As publicações científicas com que nos cruzamos ao longo do nosso percurso podem ter um grande impacto na nossa conduta, quer como médicos quer como investigadores. O artigo que selecionei foi publicado numa fase muito precoce da minha formação como reumatologista, tendo tido por isso um grande impacto na minha conduta profissional o qual se mantém até aos dias de hoje. Paralelamente, o facto de procurar responder a uma pergunta derivada da prática clínica, a qualidade e o rigor da metodologia científica utilizada e sua aplicabilidade no “mundo real”, despertou em mim o reconhecimento da necessidade e da validade da investigação clínica.
A Artrite Reumatoide é uma doença inflamatória, sistémica que se carateriza por inflamação das articulações causando incapacidade funcional e má qualidade de vida dos doentes. Apesar de diversos fármacos disponíveis para o seu tratamento, a maioria dos doentes não apresentavam um controlo adequado da doença.

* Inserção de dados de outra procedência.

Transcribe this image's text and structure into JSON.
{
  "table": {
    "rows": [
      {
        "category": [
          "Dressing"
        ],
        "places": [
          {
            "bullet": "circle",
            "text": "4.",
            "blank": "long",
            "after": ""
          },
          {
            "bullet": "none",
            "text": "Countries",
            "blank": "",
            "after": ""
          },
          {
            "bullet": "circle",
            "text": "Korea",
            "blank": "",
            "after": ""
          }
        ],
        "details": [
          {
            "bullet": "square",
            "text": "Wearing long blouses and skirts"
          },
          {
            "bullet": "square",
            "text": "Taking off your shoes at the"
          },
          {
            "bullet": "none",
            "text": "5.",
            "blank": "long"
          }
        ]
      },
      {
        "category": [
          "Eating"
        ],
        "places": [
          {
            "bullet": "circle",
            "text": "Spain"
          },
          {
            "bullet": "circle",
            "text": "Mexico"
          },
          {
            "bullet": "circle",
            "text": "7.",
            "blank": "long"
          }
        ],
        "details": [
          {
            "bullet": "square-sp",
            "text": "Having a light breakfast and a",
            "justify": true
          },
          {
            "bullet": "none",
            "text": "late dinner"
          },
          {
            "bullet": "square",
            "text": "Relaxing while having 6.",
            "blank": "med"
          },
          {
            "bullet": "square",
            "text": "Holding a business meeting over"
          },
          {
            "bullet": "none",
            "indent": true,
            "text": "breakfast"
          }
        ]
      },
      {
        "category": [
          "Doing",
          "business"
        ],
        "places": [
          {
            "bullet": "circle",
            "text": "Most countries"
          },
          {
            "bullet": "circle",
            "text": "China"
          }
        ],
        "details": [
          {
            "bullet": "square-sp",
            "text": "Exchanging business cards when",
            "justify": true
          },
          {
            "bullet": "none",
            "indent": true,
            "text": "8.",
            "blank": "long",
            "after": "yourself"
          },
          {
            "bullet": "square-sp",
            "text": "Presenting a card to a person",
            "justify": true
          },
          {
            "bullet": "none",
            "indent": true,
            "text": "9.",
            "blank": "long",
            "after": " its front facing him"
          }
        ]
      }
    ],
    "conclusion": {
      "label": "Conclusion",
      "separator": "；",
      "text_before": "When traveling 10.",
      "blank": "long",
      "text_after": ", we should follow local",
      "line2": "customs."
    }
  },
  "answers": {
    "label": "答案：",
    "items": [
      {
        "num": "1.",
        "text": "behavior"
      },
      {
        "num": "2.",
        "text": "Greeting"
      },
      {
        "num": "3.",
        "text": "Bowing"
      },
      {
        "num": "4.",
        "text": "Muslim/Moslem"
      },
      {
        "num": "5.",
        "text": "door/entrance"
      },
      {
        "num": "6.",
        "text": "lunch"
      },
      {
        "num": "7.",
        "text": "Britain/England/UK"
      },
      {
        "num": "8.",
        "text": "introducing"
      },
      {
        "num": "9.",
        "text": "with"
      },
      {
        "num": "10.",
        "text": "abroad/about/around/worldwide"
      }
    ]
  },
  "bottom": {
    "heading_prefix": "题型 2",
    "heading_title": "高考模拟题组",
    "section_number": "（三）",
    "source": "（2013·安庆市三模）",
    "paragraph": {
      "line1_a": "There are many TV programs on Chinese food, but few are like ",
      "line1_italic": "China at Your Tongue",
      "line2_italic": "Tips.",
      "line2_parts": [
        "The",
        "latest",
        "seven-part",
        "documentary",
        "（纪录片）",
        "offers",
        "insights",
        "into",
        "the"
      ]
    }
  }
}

Em 2004 é publicado no Lancet o resultado de um estudo que teve como objetivo avaliar, não um fármaco novo como habitual, mas uma estratégia de tratamento. O TICORA Study é um ensaio clínico, controlado, randomizado e cego, que comparou uma estratégia de tratamento intensivo focada na remissão da doença com a estratégia habitual. Este ensaio, que incluiu 111 doentes, concluiu que os doentes submetidos a uma estratégia de tratamento intensivo apresentaram melhor controlo da doença, com maior percentagem de doentes a atingirem a remissão (65% vs 16%, OR:9.7 [3.9-23.9], p<0.0001), associada a melhor capacidade funcional, qualidade de vida, menor progressão radiológica e redução de custos diretos e indiretos, sem aumento dos efeitos adversos.
Este estudo conduziu a uma mudança de paradigma no tratamento da artrite reumatoide, salientando a necessidade de uma abordagem terapêutica intensiva tendo como alvo a remissão (“Treat-to -Target Strategy”), constituindo a base das recomendações de tratamento da Artrite Reumatoide até aos dias de hoje.